Because I had regained command of my own mind, I could respond with compassion rather than defensiveness.

Sometimes leadership simply means maintaining composure when others cannot.

Training the Leadership Mind

To “lose our mind” simply means we temporarily stop processing information effectively.

Emotion overrides judgment. Reaction replaces thoughtful response.

But the brain can be trained.

Reflection strengthens a leader’s ability to:

  • maintain the right mindset under pressure
  • practice emotional intelligence in difficult moments
  • resolve conflict without escalating it

For leaders responsible for people, safety, and outcomes, this discipline is not optional.

It is essential.


Leadership Application: Three Questions for Leaders Under Pressure

When emotions rise and tension builds, leaders can regain command of their mind by asking three simple questions:

  1. What is really happening here?
    This question restores openness and keeps leaders grounded in reality.
  2. What might others be experiencing right now?
    This question activates emotional intelligence and encourages observation.
  3. What response will move the situation forward?
    This question restores objectivity and helps leaders resolve conflict constructively.

These questions create the pause that separates reaction from leadership.


The Leadership Takeaway

Leadership is not tested when everything is going smoothly. It is tested when emotions are high, conflict is present, and decisions carry weight.

In those moments, the most important leadership skill is not authority, expertise, or even confidence.

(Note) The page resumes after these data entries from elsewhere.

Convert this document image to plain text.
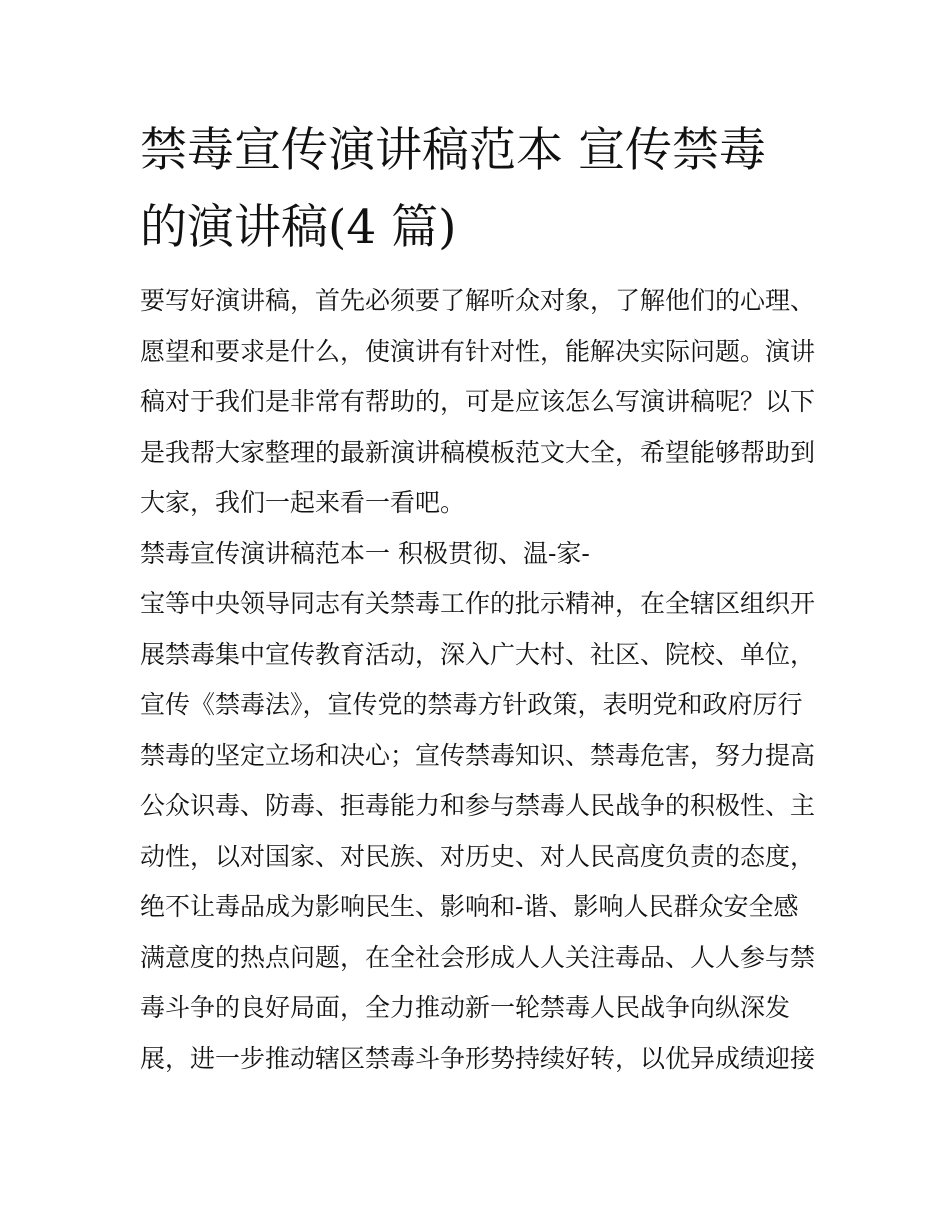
禁毒宣传演讲稿范本 宣传禁毒
的演讲稿(4 篇)
要写好演讲稿，首先必须要了解听众对象，了解他们的心理、
愿望和要求是什么，使演讲有针对性，能解决实际问题。演讲
稿对于我们是非常有帮助的，可是应该怎么写演讲稿呢？以下
是我帮大家整理的最新演讲稿模板范文大全，希望能够帮助到
大家，我们一起来看一看吧。
禁毒宣传演讲稿范本一 积极贯彻、温-家-
宝等中央领导同志有关禁毒工作的批示精神，在全辖区组织开
展禁毒集中宣传教育活动，深入广大村、社区、院校、单位，
宣传《禁毒法》，宣传党的禁毒方针政策，表明党和政府厉行
禁毒的坚定立场和决心；宣传禁毒知识、禁毒危害，努力提高
公众识毒、防毒、拒毒能力和参与禁毒人民战争的积极性、主
动性，以对国家、对民族、对历史、对人民高度负责的态度，
绝不让毒品成为影响民生、影响和-谐、影响人民群众安全感
满意度的热点问题，在全社会形成人人关注毒品、人人参与禁
毒斗争的良好局面，全力推动新一轮禁毒人民战争向纵深发
展，进一步推动辖区禁毒斗争形势持续好转，以优异成绩迎接
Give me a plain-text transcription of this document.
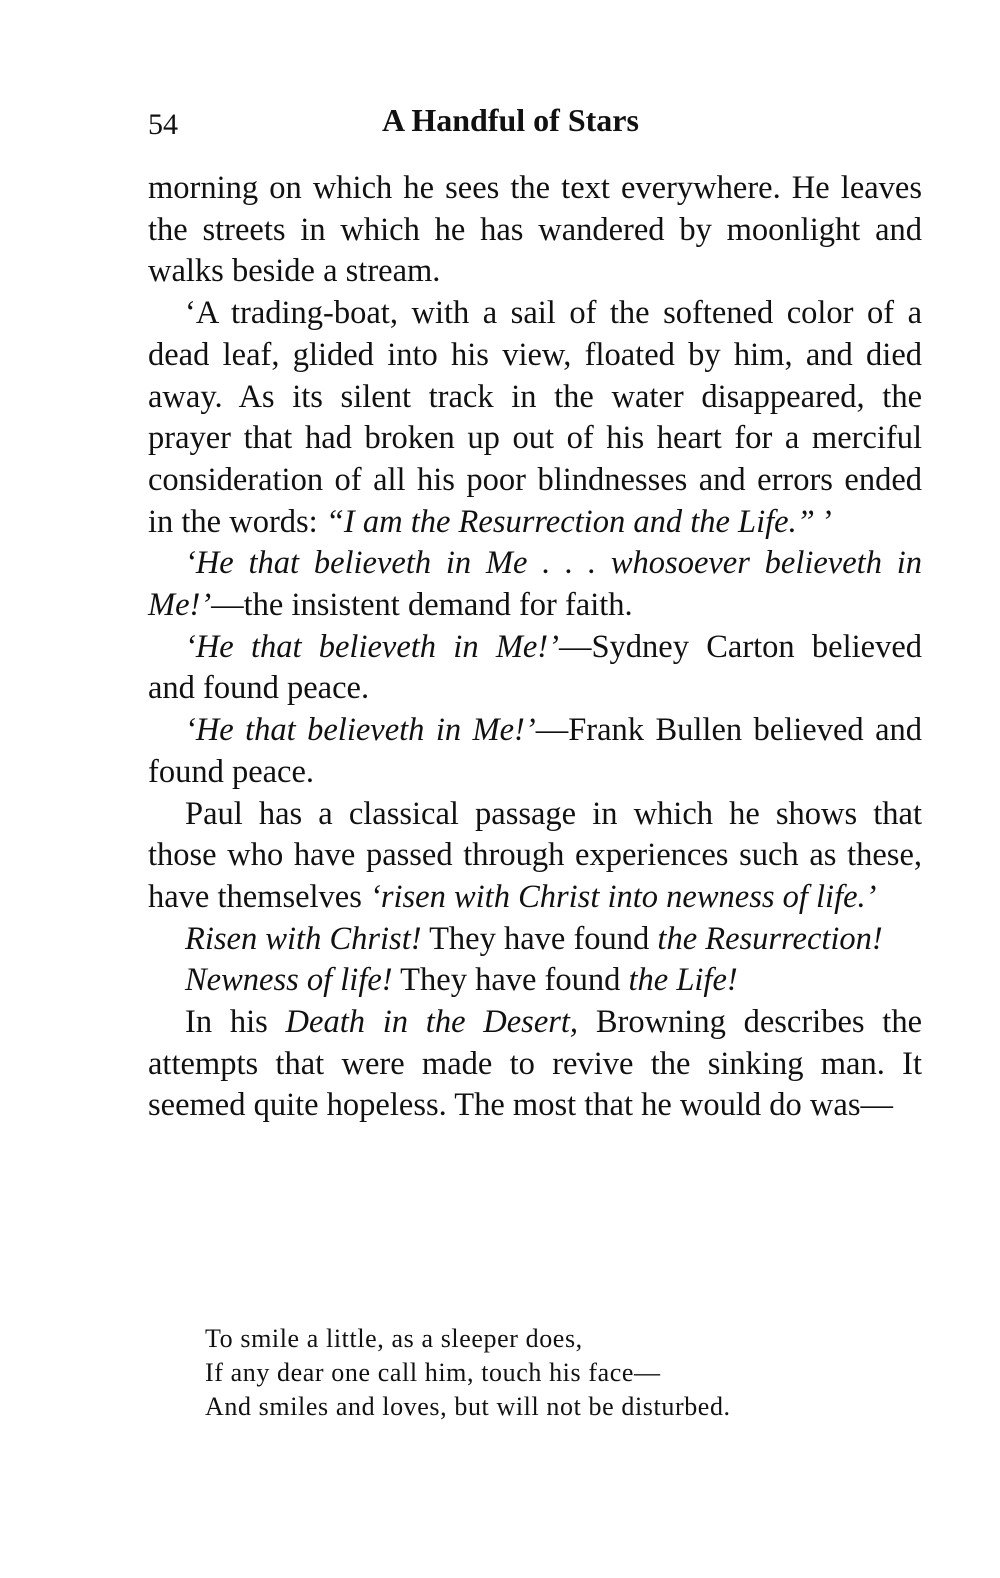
54	A Handful of Stars

morning on which he sees the text everywhere. He leaves the streets in which he has wandered by moonlight and walks beside a stream.

‘A trading-boat, with a sail of the softened color of a dead leaf, glided into his view, floated by him, and died away. As its silent track in the water disappeared, the prayer that had broken up out of his heart for a merciful consideration of all his poor blindnesses and errors ended in the words: “I am the Resurrection and the Life.” ’

‘He that believeth in Me . . . whosoever believeth in Me!’—the insistent demand for faith.

‘He that believeth in Me!’—Sydney Carton believed and found peace.

‘He that believeth in Me!’—Frank Bullen believed and found peace.

Paul has a classical passage in which he shows that those who have passed through experiences such as these, have themselves ‘risen with Christ into newness of life.’

Risen with Christ! They have found the Resurrection!

Newness of life! They have found the Life!

In his Death in the Desert, Browning describes the attempts that were made to revive the sinking man. It seemed quite hopeless. The most that he would do was—

To smile a little, as a sleeper does,
If any dear one call him, touch his face—
And smiles and loves, but will not be disturbed.
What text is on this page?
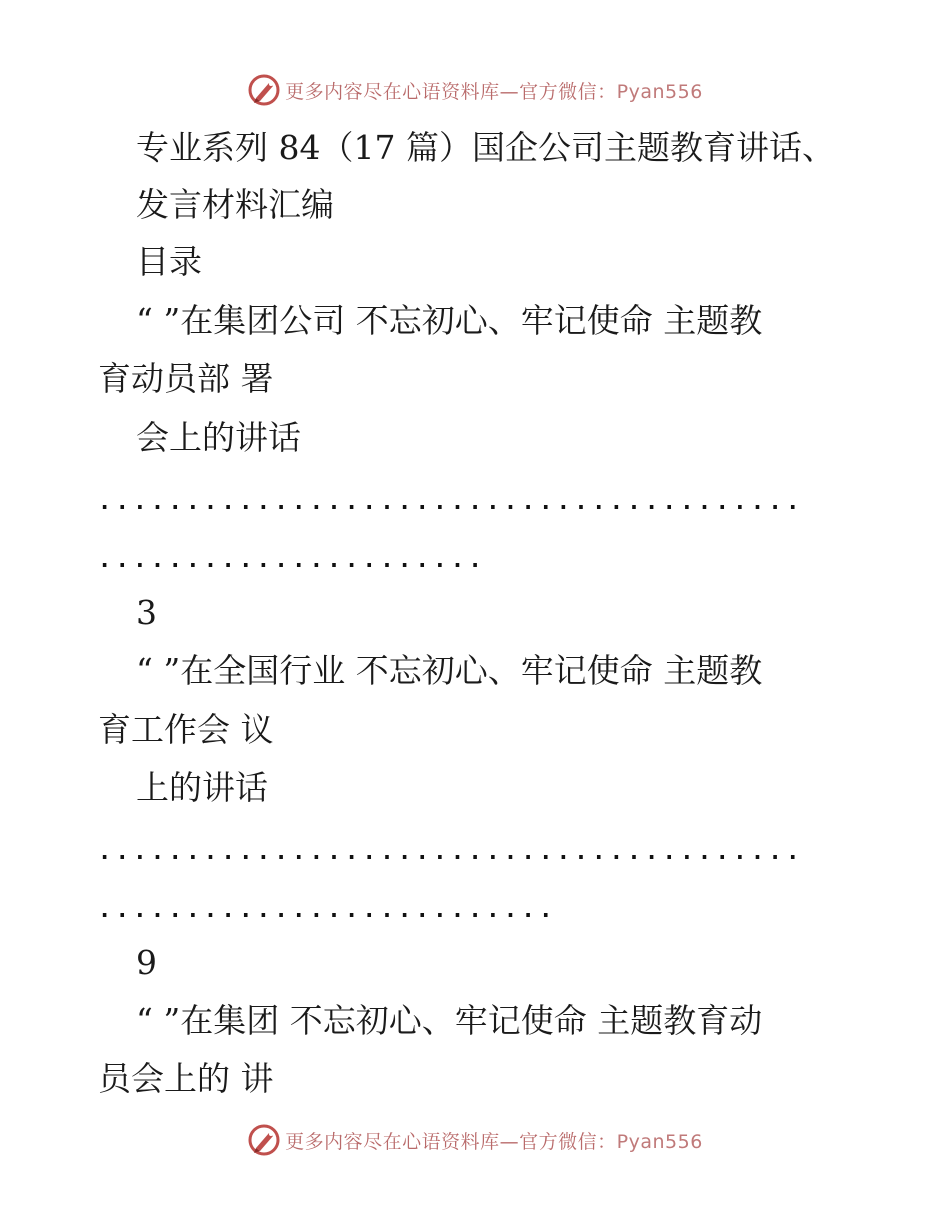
更多内容尽在心语资料库—官方微信：Pyan556
专业系列 84（17 篇）国企公司主题教育讲话、
发言材料汇编
目录
“ ”在集团公司 不忘初心、牢记使命 主题教
育动员部 署
会上的讲话
........................................
......................
3
“ ”在全国行业 不忘初心、牢记使命 主题教
育工作会 议
上的讲话
........................................
..........................
9
“ ”在集团 不忘初心、牢记使命 主题教育动
员会上的 讲
更多内容尽在心语资料库—官方微信：Pyan556
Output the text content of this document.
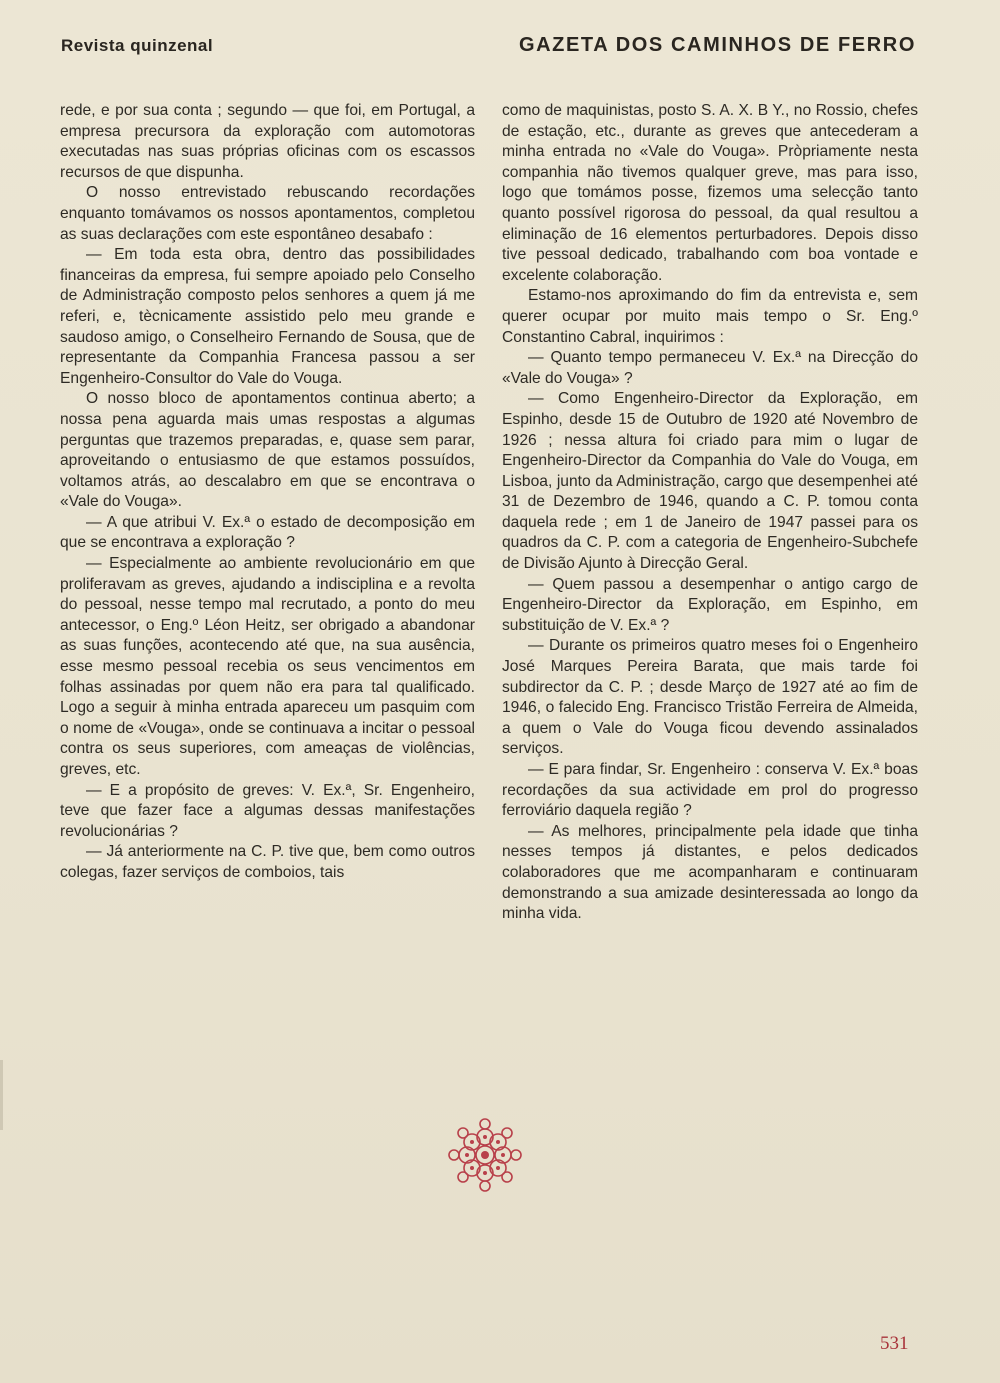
Revista quinzenal	GAZETA DOS CAMINHOS DE FERRO

rede, e por sua conta ; segundo — que foi, em Portugal, a empresa precursora da exploração com automotoras executadas nas suas próprias oficinas com os escassos recursos de que dispunha.

O nosso entrevistado rebuscando recordações enquanto tomávamos os nossos apontamentos, completou as suas declarações com este espontâneo desabafo :

— Em toda esta obra, dentro das possibilidades financeiras da empresa, fui sempre apoiado pelo Conselho de Administração composto pelos senhores a quem já me referi, e, tècnicamente assistido pelo meu grande e saudoso amigo, o Conselheiro Fernando de Sousa, que de representante da Companhia Francesa passou a ser Engenheiro-Consultor do Vale do Vouga.

O nosso bloco de apontamentos continua aberto; a nossa pena aguarda mais umas respostas a algumas perguntas que trazemos preparadas, e, quase sem parar, aproveitando o entusiasmo de que estamos possuídos, voltamos atrás, ao descalabro em que se encontrava o «Vale do Vouga».

— A que atribui V. Ex.ª o estado de decomposição em que se encontrava a exploração ?

— Especialmente ao ambiente revolucionário em que proliferavam as greves, ajudando a indisciplina e a revolta do pessoal, nesse tempo mal recrutado, a ponto do meu antecessor, o Eng.º Léon Heitz, ser obrigado a abandonar as suas funções, acontecendo até que, na sua ausência, esse mesmo pessoal recebia os seus vencimentos em folhas assinadas por quem não era para tal qualificado. Logo a seguir à minha entrada apareceu um pasquim com o nome de «Vouga», onde se continuava a incitar o pessoal contra os seus superiores, com ameaças de violências, greves, etc.

— E a propósito de greves: V. Ex.ª, Sr. Engenheiro, teve que fazer face a algumas dessas manifestações revolucionárias ?

— Já anteriormente na C. P. tive que, bem como outros colegas, fazer serviços de comboios, tais

como de maquinistas, posto S. A. X. B Y., no Rossio, chefes de estação, etc., durante as greves que antecederam a minha entrada no «Vale do Vouga». Pròpriamente nesta companhia não tivemos qualquer greve, mas para isso, logo que tomámos posse, fizemos uma selecção tanto quanto possível rigorosa do pessoal, da qual resultou a eliminação de 16 elementos perturbadores. Depois disso tive pessoal dedicado, trabalhando com boa vontade e excelente colaboração.

Estamo-nos aproximando do fim da entrevista e, sem querer ocupar por muito mais tempo o Sr. Eng.º Constantino Cabral, inquirimos :

— Quanto tempo permaneceu V. Ex.ª na Direcção do «Vale do Vouga» ?

— Como Engenheiro-Director da Exploração, em Espinho, desde 15 de Outubro de 1920 até Novembro de 1926 ; nessa altura foi criado para mim o lugar de Engenheiro-Director da Companhia do Vale do Vouga, em Lisboa, junto da Administração, cargo que desempenhei até 31 de Dezembro de 1946, quando a C. P. tomou conta daquela rede ; em 1 de Janeiro de 1947 passei para os quadros da C. P. com a categoria de Engenheiro-Subchefe de Divisão Ajunto à Direcção Geral.

— Quem passou a desempenhar o antigo cargo de Engenheiro-Director da Exploração, em Espinho, em substituição de V. Ex.ª ?

— Durante os primeiros quatro meses foi o Engenheiro José Marques Pereira Barata, que mais tarde foi subdirector da C. P. ; desde Março de 1927 até ao fim de 1946, o falecido Eng. Francisco Tristão Ferreira de Almeida, a quem o Vale do Vouga ficou devendo assinalados serviços.

— E para findar, Sr. Engenheiro : conserva V. Ex.ª boas recordações da sua actividade em prol do progresso ferroviário daquela região ?

— As melhores, principalmente pela idade que tinha nesses tempos já distantes, e pelos dedicados colaboradores que me acompanharam e continuaram demonstrando a sua amizade desinteressada ao longo da minha vida.

531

It is the ability to maintain command of your own mind.

Leaders who cultivate reflection develop the mindset to see clearly, the emotional intelligence to understand people, and the objectivity required to resolve conflict without escalating it.

When pressure rises, and it always will, the leader who keeps their mind steady becomes the anchor for everyone else.

And in leadership, that may be the difference between chaos and clarity.